I'd also recommend Ralph David Abernathy's And The Walls Came Tumbling Down.
A surprising amount of people under 35 who are otherwise well-educated in the civil rights movement have never even heard of him, but Abernathy's role as the defacto second-in-command behind MLK meant that he was present at almost every major event during it. Since he lived, his autobiography provides one of the few birds eye views of not just how the movement succeeded in the 50s and 60s but how it fell apart in the 1970s.
One probable reason for his relative anonymity nowadays is that upon publication, he and the book were condemned by almost all surviving members of the movement for being the first close associate of MLK to confirm that he had multiple affairs; the one story that really got under people's skin was his allegations of what MLK supposedly was up to the night before his assassination, which led to bitter accusations against Abernathy where he was accused of selling out for the proverbial 30 pieces of silver and being mentally incapacitated due to a couple of strokes.
It's a shame, as the book was so much more than that; his despair while at the Poor People's March on Washington when he finally realized that poverty just wasn't going to be enough of a uniting factor to overcome racial differences and continue the movement is one of the more poignant moments you'll ever find in an autobiography.
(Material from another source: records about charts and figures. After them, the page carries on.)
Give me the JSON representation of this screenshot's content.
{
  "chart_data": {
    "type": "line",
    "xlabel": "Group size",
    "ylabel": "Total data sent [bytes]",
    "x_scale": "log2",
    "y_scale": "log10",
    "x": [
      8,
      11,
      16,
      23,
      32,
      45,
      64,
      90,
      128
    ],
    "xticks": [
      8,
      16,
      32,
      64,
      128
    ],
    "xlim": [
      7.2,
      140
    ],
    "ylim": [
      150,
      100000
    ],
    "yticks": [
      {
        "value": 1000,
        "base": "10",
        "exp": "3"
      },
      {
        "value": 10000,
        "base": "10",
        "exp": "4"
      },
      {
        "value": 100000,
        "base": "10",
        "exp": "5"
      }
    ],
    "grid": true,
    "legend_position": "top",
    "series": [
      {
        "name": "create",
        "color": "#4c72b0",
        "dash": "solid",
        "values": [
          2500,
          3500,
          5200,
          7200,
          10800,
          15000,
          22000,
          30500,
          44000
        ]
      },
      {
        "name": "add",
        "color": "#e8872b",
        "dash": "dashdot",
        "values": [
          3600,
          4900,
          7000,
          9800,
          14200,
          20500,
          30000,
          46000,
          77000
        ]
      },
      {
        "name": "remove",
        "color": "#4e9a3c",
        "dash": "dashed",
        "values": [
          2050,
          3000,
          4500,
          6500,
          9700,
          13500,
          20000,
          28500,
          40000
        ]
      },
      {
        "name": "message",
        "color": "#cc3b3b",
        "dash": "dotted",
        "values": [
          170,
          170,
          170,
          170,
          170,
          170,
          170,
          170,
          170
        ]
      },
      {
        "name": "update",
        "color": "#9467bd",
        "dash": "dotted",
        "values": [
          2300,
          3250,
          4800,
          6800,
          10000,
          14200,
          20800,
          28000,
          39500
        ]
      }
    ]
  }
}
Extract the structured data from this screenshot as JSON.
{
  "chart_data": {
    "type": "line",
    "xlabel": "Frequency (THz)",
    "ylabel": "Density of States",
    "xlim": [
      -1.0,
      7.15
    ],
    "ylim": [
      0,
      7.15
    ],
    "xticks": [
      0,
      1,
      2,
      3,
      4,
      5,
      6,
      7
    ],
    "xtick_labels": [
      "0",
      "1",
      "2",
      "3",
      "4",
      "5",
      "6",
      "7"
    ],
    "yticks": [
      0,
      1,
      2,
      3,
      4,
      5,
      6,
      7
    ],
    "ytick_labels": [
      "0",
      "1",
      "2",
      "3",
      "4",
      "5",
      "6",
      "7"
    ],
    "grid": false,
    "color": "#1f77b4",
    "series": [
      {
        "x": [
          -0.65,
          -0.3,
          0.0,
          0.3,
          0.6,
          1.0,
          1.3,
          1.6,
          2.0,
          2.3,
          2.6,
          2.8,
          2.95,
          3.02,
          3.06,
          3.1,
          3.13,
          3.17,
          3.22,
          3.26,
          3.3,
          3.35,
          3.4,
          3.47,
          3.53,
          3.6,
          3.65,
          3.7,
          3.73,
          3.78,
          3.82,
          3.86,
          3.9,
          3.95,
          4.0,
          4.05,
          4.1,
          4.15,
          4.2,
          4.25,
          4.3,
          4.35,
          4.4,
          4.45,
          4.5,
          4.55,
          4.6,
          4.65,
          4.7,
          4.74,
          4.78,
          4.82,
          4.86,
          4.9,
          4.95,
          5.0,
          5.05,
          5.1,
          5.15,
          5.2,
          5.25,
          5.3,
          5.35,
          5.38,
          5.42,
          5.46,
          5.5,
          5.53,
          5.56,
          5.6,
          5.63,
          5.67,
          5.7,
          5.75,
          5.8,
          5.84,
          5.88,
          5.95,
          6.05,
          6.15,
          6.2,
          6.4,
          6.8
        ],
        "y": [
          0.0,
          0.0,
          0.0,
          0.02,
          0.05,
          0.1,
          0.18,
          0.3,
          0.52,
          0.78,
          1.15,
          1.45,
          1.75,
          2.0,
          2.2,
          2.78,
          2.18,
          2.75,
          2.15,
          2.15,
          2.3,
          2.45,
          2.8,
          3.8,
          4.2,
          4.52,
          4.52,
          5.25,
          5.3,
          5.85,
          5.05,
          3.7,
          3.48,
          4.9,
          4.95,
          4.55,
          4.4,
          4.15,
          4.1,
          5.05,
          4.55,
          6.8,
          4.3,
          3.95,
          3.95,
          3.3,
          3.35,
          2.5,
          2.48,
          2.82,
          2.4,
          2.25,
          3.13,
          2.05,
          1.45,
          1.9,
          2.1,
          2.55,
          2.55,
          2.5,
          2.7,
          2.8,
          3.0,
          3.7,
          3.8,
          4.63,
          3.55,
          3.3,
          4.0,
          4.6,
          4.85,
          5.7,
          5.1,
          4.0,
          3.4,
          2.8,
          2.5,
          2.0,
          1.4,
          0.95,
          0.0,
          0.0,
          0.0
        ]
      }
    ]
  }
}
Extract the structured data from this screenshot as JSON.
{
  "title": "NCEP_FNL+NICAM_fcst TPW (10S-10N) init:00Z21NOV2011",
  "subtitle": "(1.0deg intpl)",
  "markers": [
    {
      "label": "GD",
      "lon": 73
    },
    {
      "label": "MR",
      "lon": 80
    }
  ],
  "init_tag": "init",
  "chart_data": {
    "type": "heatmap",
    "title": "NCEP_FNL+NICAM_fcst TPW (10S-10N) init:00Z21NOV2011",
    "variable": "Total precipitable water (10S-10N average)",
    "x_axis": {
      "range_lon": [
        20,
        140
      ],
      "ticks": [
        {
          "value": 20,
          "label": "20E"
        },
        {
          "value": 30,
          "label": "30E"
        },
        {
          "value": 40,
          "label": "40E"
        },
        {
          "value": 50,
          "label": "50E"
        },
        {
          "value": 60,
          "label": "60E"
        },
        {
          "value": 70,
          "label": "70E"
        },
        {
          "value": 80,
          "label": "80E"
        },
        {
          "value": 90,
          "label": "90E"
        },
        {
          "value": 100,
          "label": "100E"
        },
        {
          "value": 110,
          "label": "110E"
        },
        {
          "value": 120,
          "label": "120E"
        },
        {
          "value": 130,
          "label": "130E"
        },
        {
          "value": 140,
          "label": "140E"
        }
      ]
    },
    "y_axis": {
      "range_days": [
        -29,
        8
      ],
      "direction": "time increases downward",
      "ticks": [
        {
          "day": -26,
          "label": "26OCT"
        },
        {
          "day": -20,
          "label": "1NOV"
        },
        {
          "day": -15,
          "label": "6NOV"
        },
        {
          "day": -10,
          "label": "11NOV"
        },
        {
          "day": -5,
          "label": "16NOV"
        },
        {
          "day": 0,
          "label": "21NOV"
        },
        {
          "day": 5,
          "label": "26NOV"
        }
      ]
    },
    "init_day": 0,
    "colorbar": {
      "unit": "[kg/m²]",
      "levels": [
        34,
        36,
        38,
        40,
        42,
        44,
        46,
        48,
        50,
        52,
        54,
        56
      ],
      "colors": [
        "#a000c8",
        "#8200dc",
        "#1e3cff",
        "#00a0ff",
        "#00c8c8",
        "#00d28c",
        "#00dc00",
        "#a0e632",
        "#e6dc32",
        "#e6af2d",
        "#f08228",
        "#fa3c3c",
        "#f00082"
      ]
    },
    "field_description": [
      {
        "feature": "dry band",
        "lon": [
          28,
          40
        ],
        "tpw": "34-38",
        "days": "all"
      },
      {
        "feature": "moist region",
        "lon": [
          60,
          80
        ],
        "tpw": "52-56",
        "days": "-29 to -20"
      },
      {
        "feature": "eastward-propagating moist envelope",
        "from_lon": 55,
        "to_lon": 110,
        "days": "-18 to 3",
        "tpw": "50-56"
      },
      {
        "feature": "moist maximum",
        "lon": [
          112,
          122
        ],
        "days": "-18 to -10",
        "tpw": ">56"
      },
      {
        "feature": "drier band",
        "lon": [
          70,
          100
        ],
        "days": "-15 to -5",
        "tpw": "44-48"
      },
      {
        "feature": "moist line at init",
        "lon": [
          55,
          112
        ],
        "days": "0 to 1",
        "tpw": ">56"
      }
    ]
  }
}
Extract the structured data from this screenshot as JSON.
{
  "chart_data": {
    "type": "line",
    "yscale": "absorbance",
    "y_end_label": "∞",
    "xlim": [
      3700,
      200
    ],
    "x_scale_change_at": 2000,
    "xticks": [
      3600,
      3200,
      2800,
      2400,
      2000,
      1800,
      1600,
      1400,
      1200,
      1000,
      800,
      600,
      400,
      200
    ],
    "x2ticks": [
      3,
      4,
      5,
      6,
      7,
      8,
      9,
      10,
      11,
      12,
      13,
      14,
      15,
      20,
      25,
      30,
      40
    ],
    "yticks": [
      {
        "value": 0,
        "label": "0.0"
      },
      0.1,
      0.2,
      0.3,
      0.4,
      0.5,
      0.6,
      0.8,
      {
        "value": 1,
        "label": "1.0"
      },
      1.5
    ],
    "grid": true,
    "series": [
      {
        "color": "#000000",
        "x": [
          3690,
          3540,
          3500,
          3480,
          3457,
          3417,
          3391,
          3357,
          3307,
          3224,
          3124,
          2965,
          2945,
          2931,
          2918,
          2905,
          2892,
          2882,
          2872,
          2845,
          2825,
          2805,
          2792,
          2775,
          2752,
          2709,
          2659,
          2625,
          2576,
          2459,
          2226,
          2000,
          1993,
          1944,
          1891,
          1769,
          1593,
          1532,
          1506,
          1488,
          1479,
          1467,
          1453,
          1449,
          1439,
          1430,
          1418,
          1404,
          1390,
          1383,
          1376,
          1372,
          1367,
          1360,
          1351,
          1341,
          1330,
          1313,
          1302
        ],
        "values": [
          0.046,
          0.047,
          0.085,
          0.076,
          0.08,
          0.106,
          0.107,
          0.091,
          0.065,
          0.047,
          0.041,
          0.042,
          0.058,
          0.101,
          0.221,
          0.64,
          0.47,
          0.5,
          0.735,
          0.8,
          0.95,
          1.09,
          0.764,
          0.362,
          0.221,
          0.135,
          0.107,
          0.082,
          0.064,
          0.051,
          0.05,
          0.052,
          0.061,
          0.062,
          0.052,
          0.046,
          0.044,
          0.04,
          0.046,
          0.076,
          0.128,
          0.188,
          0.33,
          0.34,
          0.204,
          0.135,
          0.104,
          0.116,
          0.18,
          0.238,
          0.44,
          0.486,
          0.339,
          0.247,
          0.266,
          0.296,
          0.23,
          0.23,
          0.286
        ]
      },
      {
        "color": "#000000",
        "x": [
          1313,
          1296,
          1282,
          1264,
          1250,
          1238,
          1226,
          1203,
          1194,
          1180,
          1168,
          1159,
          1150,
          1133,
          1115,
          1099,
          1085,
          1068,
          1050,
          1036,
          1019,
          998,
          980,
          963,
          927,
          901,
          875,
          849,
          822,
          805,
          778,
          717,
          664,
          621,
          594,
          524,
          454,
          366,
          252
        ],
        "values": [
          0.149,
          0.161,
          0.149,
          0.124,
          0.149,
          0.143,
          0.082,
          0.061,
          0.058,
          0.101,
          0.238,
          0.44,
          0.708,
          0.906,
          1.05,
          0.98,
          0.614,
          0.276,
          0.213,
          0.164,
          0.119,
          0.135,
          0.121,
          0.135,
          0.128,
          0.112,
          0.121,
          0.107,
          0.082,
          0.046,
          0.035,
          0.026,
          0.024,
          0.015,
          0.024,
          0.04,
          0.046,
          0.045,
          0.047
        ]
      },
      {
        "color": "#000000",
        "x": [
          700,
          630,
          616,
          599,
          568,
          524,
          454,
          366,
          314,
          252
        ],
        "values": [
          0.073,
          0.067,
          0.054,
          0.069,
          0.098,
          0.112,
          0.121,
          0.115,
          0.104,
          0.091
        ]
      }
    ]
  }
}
And that rather than all of MLK's hijinks is why I recommend it.
Edit: Also, one media reference. If you have access to HBO, their 2018 documentary King in the Wilderness is terrific. It covers the last 18 months of his life, which is an area that most books on the movement don't spend much time on: King's break with LBJ, his growing frustration as he butted heads with racism in the North that was far more difficult to confront, and that at the time of his death the polls were showing his approval rating in the mid-20% range.